Am 24. November 1859 erschien Charles Darwins Buch Die Entstehung der Arten durch natürliche Zuchtwahl. Aber die Idee einer Evolution stammt eigentlich aus vorchristlicher Zeit. Zum Beispiel sah der griechische Philosoph Aristoteles den Menschen an der Spitze einer Entwicklung, die mit den niederen Tieren begonnen haben soll. Zuerst lehnte der Klerus die Theorien Darwins ab, doch in The Book of Popular Science heißt es: „Die Evolution wurde [später] zu mehr als nur einer wissenschaftlichen Theorie . . . Sie wurde zum Schlachtruf und sogar zu einer Philosophie.“ Die Vorstellung vom Überleben des Tüchtigsten gefiel den Leuten, die sich nach vorne kämpfen wollten.

Der Widerstand des Klerus schwand schon bald. Die Encyclopedia of Religion schreibt: „Darwins Evolutionstheorie wurde nicht nur akzeptiert, sondern stürmisch gefeiert“ und:  „Als er 1883 starb, waren die meisten scharfsinnigen und redegewandten Geistlichen zu dem Schluß gekommen, daß die Evolution mit einem aufgeklärten Verständnis der Heiligen Schrift vollständig vereinbar sei.“

Und das, obwohl The Book of Popular Science einräumt: „Selbst die größten Verfechter der Lehre von einer organischen Evolution mußten eklatante Ungenauigkeiten und Lücken in der ursprünglichen Theorie Darwins zugeben.“ Auch wenn dieses Werk schreibt, daß „viel von Darwins ursprünglicher Theorie umgemodelt oder fallengelassen wurde“, erklärt es dennoch, der Einfluß der Evolution sei „auf fast jedem Gebiet des menschlichen Wirkens ausnehmend groß. Geschichte, Archäologie und Ethnologie haben wegen dieser Theorie große Veränderungen erfahren.“

Heute stellen viele nachdenkliche Wissenschaftler die Evolutionstheorie ernsthaft in Frage. Sir Fred Hoyle, Gründer des Instituts für Theoretische Astronomie Cambridge und Ehrenmitglied der Amerikanischen Akademie der Wissenschaften, schrieb vor etwa zehn Jahren: „Persönlich habe ich wenig Zweifel, daß künftige Wissenschaftshistoriker sich sehr wundern werden, wie eine Theorie, die offensichtlich nicht funktioniert, so allgemein geglaubt werden konnte.“

Die Evolution, die ja direkt an der Basis menschlicher Existenz ansetzt, beraubt den Schöpfer dessen, was ihm zusteht.
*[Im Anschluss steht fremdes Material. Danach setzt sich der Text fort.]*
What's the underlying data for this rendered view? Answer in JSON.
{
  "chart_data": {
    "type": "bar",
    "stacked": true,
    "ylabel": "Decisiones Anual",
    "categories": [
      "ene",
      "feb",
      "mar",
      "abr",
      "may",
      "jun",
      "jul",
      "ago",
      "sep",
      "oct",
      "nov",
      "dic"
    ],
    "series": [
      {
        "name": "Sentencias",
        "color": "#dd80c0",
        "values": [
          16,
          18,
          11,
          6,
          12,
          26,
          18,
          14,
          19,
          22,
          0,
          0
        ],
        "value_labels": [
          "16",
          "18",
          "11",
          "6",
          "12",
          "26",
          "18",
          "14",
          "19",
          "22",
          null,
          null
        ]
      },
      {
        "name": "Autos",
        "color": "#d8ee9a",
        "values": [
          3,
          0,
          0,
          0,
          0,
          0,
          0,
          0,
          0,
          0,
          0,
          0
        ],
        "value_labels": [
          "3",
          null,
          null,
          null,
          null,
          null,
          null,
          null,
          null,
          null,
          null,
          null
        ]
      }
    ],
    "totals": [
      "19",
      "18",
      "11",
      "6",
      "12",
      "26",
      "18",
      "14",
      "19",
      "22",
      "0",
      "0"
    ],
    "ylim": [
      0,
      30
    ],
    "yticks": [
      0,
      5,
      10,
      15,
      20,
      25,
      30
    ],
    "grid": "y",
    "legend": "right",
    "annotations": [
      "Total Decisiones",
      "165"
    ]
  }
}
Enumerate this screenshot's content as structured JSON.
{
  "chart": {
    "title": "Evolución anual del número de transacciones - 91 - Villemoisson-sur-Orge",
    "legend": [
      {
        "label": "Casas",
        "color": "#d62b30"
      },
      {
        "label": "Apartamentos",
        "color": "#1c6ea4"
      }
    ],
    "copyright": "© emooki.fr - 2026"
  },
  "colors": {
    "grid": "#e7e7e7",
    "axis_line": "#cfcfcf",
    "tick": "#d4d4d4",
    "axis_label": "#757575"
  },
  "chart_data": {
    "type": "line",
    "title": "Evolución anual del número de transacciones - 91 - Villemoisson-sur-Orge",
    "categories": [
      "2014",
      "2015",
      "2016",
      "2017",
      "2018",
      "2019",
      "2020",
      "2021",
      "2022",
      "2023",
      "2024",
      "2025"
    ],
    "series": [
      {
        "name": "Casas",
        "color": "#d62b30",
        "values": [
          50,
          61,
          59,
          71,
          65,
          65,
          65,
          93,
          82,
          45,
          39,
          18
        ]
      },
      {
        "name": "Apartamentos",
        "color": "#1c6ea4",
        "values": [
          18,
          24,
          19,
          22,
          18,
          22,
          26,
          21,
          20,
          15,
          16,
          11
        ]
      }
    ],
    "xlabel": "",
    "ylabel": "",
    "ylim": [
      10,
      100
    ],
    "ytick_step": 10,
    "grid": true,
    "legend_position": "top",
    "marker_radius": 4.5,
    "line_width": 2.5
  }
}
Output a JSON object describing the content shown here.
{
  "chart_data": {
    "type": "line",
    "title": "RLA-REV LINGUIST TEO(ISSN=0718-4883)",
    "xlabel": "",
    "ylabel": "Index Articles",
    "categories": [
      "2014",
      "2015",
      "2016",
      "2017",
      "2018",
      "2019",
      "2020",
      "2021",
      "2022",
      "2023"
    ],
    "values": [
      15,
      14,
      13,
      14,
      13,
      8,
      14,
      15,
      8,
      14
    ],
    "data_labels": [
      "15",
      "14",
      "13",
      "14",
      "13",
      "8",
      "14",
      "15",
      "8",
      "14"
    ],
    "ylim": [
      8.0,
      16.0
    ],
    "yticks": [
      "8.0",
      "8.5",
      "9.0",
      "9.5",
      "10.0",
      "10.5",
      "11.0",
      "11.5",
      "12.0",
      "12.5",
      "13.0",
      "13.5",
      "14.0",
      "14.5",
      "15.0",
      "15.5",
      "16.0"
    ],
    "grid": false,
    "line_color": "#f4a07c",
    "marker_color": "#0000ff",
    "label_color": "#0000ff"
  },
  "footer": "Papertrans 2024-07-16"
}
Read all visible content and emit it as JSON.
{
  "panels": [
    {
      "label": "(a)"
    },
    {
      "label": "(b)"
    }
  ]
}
Sie straft auch die Behauptung Lügen, wissenschaftlich zu sein, und gereicht der fortdauernden Suche des Menschen nach wissenschaftlicher Wahrheit bestimmt nicht zur Ehre. Karl Marx übernahm bereitwillig die Lehre von der Evolution und von dem „Überleben des Tüchtigsten“, um damit den Kommunismus zu untermauern. Doch die Evolution ist ein Feind schlimmster Art.

Wer sind die Opfer?

Jeder, der zum Glauben an pseudowissenschaftliche Theorien verführt wird, ist ein Opfer. Doch selbst der Glaube an die wissenschaftliche Wahrheit kann eine Gefahr darstellen. Die spektakulären wissenschaftlichen Fortschritte infolge der wissenschaftlichen Revolution haben viele Menschen zu dem Glauben verleitet, jetzt sei nichts mehr unmöglich.

Diese Überzeugung wuchs um so mehr, je weiter der Fortschritt die unwissenschaftliche Einstellung verdrängte, die von der falschen Religion gehegt worden war. Wirtschaft und Politik begannen, in der Wissenschaft ein wirkungsvolles Werkzeug zu sehen, um ihre Ziele — finanzielle Gewinne oder die Konsolidierung politischer Macht — zu erreichen.

Offen gesagt entwickelte sich die Wissenschaft langsam zu einem Gott, was zur Wissenschaftsgläubigkeit führte. Nach einem Wörterbuch handelt es sich dabei um das allzu große Vertrauen in die Wissenschaft.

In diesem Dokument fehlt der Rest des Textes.